Etaient notamment présentés lors de cette exposition :

  • Une saucisse à base d’escargot, illustration de l’utilisation des mollusques comme source de protéines. Il s’agit d’une création de Xander Cummings en partenariat avec un boucher et des agriculteurs libanais. Selon Cummings, le produit lui-même a non seulement un goût similaire à celui d’une saucisse ordinaire et est plein de protéines, mais il émet également beaucoup moins de CO2 que les saucisses classiques.

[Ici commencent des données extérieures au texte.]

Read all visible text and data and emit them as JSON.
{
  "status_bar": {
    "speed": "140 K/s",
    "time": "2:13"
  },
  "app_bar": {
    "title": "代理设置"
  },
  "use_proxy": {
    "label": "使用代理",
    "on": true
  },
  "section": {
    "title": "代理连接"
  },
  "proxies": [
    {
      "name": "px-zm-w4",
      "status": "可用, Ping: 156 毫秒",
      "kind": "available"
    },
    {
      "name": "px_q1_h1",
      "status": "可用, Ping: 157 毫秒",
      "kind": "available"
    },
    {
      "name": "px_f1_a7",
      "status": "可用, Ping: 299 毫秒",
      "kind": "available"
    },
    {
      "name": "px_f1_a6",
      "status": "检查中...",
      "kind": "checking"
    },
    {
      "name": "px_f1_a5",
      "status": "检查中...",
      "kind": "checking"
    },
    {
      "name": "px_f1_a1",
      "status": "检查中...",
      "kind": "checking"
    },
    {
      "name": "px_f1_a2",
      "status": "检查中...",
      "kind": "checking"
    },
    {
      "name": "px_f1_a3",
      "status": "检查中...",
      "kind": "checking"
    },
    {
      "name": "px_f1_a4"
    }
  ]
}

  • Des alternatives à la viande d’origine végétale étaient également présentées, notamment le tempeh imprimé en 3D et une gamme de plats cuisinés fabriqués à partir de tiges de pleurotes, qui sont généralement des déchets.
  • Les “Morphing Pasta”, un type de pâtes qui passent de la 2D à la 3D lorsqu’elles sont cuites, ce qui permet de réaliser des économies en matière d’emballage, de stockage et de transport.
  • Notpla, un emballage comestible et biodégradable fabriqué à partir d’algues et de plantes. Il peut être utilisé pour les liquides et les sauces comme alternative au plastique.
  • S/Zout Pantry, une gamme de produits fabriqués à partir de cultures d’eau de mer, dont le ketchup de laitue et les guimauves de chou.
  • Neo Fruit, des fruits artificiels, appelée qui renferment des liquides riches en nutriments dans des peaux de cellulose imprimées.